Neen, het is voor Hem, die als een Heiland op aarde kwam geen ontgoocheling, dat er geen plaats voor Hem is in het mensenhart, in uw hart! Hij is het gewend! Bijna tweeduizend jaar geleden werd hij geboren in Bethlehems stal. Waarom in een stal? “Omdat voor Hem geen plaats was in de herberg” (Luc. 2 : 7b). Drie en een half jaar zwierf Hij door Palestina, zonder rustplaats. Waarom? “De vossen hebben holen en de vogelen des hemels nesten, maar de Zoon des mensen heeft niets, waar Hij het hoofd kan neerleggen” (Luc. 9: 58).
Hij is het gewend geen plaats te hebben. Heeft Hij ook geen plaats in uw hart? Mocht Hij alleen maar op eerste en tweede kerstdag even een heel bescheiden plaatsje in uw leven innemen en verder niet? Daar waren twee plaatsen hier op aarde, die Hij wel heeft gekend, twee waar Hij heeft vertoefd, niet om te rusten, maar om er te lijden.

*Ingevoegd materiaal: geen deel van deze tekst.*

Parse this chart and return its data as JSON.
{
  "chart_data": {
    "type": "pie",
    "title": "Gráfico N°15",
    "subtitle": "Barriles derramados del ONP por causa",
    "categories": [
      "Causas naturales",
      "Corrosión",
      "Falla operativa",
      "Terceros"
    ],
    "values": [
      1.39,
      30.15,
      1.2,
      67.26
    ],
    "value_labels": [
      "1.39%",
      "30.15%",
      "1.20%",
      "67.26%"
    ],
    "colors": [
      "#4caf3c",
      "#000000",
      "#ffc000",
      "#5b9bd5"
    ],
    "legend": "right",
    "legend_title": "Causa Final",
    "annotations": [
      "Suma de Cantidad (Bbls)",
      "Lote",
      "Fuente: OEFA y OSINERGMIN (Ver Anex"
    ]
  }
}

De plaats, genaamd Gethsémané en de plaats genaamd Golgotha. Daar nam Hij de plaats in van een verloren zondaar. Daar droeg Hij Gods vloek over de zonde. Waarvoor? Opdat u als verloren zondaar door het geloof in Zijn volbracht werk zoudt gered worden. En heeft hij dan toch geen plaats in uw hart? Wijst ge Zijn uitnodiging om uw hart voor Hem open te stellen nog altijd af? Geen plaats? Vindt gij geen plaats des berouws evenals Ezau? Durft ge het aan om met een leven zwart van zonde de eeuwigheid in te gaan?
Hebt ge de moed straks voor Hem te verschijnen, die ge hier geen plaats hebt gegund? Dan is er voor u ook geen plaats in Zijn heerlijkheid! Zult ge dan oplossen in het “niet-zijn”. 0 neen! Er is voor u een andere plaats, “de plaats die bereid is voor de duivel en zijn engelen”, of “de plaats der pijniging, de poel des vuurs”.
Nog steeds gaat de roepstem door de wereld “Nog is er plaats” (Luc. 14: 22). Er is plaats in de hemel, maar alleen voor hen, die Jezus een plaats gaven in hun hart. En dan niet maar voor een paar kerstdagen en eens per jaar, maar voor altijd!
Geeft Jezus dan plaats in uw hart!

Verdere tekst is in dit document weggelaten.